Tenant compte de son évolution dans l’histoire, la littérature du savoir-vivre décrit un monde en proie aux agressions et aux antagonismes. Or, c’est la politesse « l’huile dans les rouages » qui va constituer la meilleure stratégie de défense et la régulation la plus ingénieuse des rapports humains. Aujourd’hui, les manuels du savoir-vivre présentent des règles modernes qui prennent leur signification en tant que vestiges de ce passé, portant en elles le souvenir des violences qui ont motivé leur création.

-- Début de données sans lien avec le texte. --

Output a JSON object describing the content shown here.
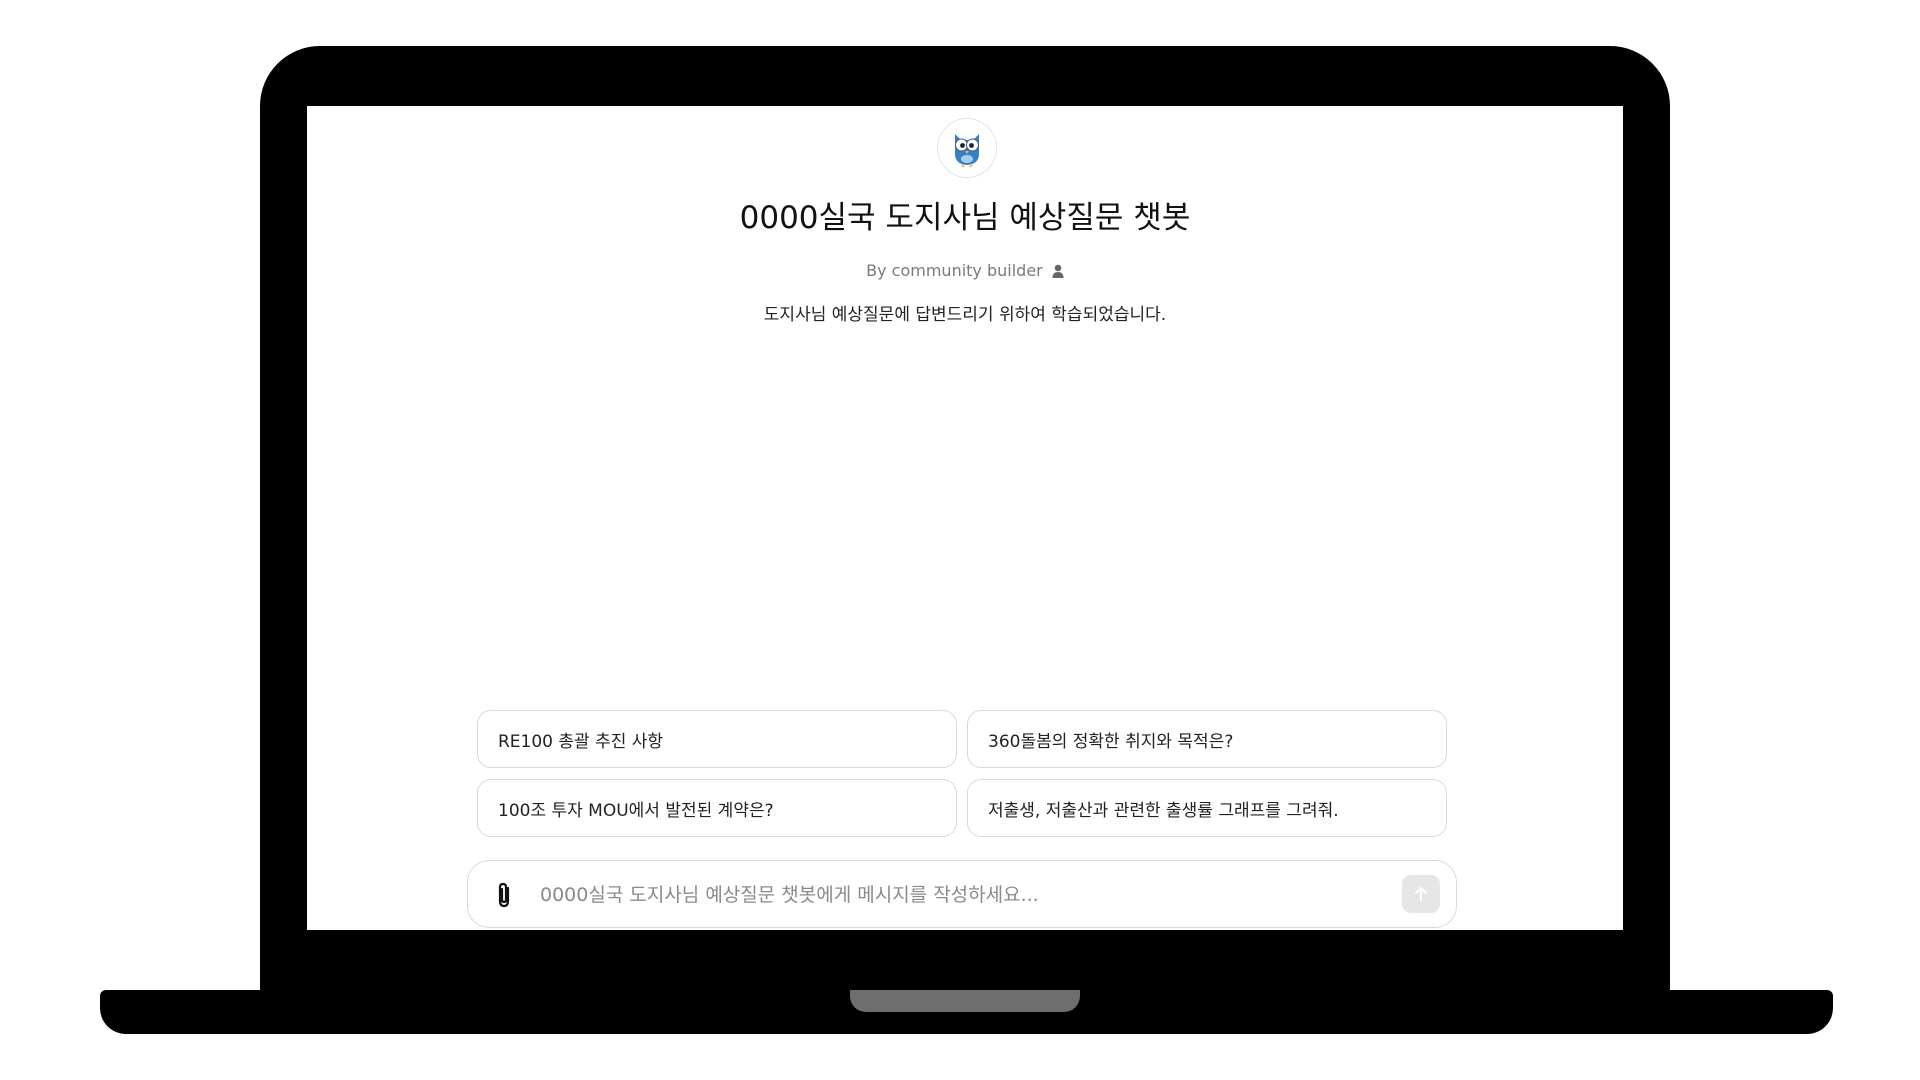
{
  "gpt": {
    "avatar_icon": "owl-icon",
    "title": "0000실국 도지사님 예상질문 챗봇",
    "byline": "By community builder",
    "description": "도지사님 예상질문에 답변드리기 위하여 학습되었습니다."
  },
  "suggestions": [
    {
      "label": "RE100 총괄 추진 사항"
    },
    {
      "label": "360돌봄의 정확한 취지와 목적은?"
    },
    {
      "label": "100조 투자 MOU에서 발전된 계약은?"
    },
    {
      "label": "저출생, 저출산과 관련한 출생률 그래프를 그려줘."
    }
  ],
  "composer": {
    "placeholder": "0000실국 도지사님 예상질문 챗봇에게 메시지를 작성하세요...",
    "value": "",
    "attach_icon": "paperclip-icon",
    "send_icon": "arrow-up-icon"
  },
  "colors": {
    "frame": "#000000",
    "screen": "#ffffff",
    "chip_border": "#d9d9d9",
    "owl_blue": "#3a7fc4"
  }
}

Mais l’auteur signale que malgré le développement de ces normes pacificatrices, il existe toujours la menace d’une régression, dont le lieu de prédilection serait la rue. Par rapport à cet aspect-là, Lacroix (1990) affirme :
Les manuels agitent souvent le spectre d’un effondrement du savoir-vivre dans la foule des passants qui s’ignorent, sous la poussée de forces intérieures incontrôlées, sous la pression d’une bestialité résurgente. L’égoïsme et la violence nous reportent à une préhistoire située en amont de la découverte de la politesse. (p. 53).
L’étude de cet ouvrage nous apporte des éléments qui nous aident à établir une relation entre la politesse et l’importance de maîtriser les formes dont elle s’exprime : à partir de l’approche anthropologique que fait l’auteur de la littérature du savoir-vivre, il montre aussi l’évolution de la politesse à travers le temps.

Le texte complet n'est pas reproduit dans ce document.